I remember when I took geometry in the tenth grade my teacher began by asking us to define a point. The whole class was enthusiastic. We all came up with lots of things but, after a while the teacher explained that we weren't really defining a point, we were describing it. She said that in geometry there were three undefined words "POINT, LINE and PLANE". Every other term could be defined based on these words or words that were already defined using these words. What made me think of this now? GRIEF! Grief is like one of those undefined terms. You can look it up in the dictionary. You can use words to describe it, but the actual emotions are none like I have ever experienced. The feelings of living in a void, where nothing around you matters or the inability to stop yourself from breaking into uncontrollable sobs and heaving non stop are something I would never have believed possible. I've been with many friends who experienced grief. I am so glad that I never tried to understand it, never told them to stop crying and never told them to pull themselves together. These are things that are impossible to do. Only time can heal the pain. Only time can end the grief.

The cemetery was so sad. We brought the flowers and read my mom some mother's day cards.

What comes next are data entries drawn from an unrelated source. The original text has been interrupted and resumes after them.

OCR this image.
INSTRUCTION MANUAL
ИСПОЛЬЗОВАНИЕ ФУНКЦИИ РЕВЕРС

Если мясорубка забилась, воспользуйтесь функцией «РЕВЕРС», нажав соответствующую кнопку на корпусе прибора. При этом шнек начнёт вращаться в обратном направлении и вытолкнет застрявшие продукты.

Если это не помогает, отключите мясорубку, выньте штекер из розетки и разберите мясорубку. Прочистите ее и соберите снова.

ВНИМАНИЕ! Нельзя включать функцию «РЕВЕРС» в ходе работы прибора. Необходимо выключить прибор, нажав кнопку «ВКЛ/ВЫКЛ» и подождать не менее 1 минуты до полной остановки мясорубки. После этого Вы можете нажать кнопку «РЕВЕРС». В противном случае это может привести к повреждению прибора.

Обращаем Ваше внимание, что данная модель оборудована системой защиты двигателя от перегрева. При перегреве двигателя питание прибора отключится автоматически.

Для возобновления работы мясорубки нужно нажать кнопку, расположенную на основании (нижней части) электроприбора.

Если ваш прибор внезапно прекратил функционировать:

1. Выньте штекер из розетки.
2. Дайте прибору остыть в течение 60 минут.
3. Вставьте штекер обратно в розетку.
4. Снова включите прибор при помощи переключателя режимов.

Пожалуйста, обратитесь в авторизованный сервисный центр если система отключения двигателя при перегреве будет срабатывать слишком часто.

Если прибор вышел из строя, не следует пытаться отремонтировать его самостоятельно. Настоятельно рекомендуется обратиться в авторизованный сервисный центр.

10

I begged my grandparents who are buried next to her to watch out for her and to care for her. My dad said his dad always loved her and that is why he put her next to him. I guess my grief will pass because my dad is no longer sad for his parents. I think my hysteria (which I tried to control but couldn't) helped keep my dad a little calmer. He cried, but I was much worse than he was.

When we got back to his house I wanted to go up with him for a while. After looking for parking I found what I thought was a good parking spot only to come down an hour later and find a $115 ticket on my car. The good thing about grief right now is that I don't care about the ticket. I also don't care that I lost my cellphone yesterday and had to go buy a new one today. There are just too many bigger and more important things to stress about.

Last night was the final night of Shiva. We let people come to my house since my dad doesn't like a lot of company, especially at night. I think I might have had 40 people in my living room. It was amazing. I don't even think of myself as someone that people know, let alone care enough about to come over on a Saturday night. Although it was crowded, it felt good and I was able to laugh for a while.

I'm going to try to go back to work tomorrow. I'm not planning on visiting my dad again until the end of the week. I'll talk to him every day and if he needs me I'll be there. I have to give him space to grieve alone. I have to let him learn to be by himself. I know he can do it. He has to learn that he can.

3 comments:

17 (really 15) more years said...

The first day back to work will be rough, but you're going to be fine. Try your best to ignore the advice of well-meaning people who think they know all about the grieving process.

mathnerd said...

I agree with 17. I hope that everything goes well tomorrow.

Anonymous said...

I hope getting back to a routine will help you begin to heal and make the sadness less raw and overwhelming. Let yourself feel sad but take care of yourself too. As always my thoughts are with you. No one can even imagine what you and your family have been through. I will soon be spending my first Father's Day without my father, so somehow the grief transforms as life goes on. I hope you will turn to family and friends when you have those days when the grief is at the surface of your consciousness, instead of the background of your life which is where it goes after a time. The experience is different for each person, but accept your own feelings, you have a right to them.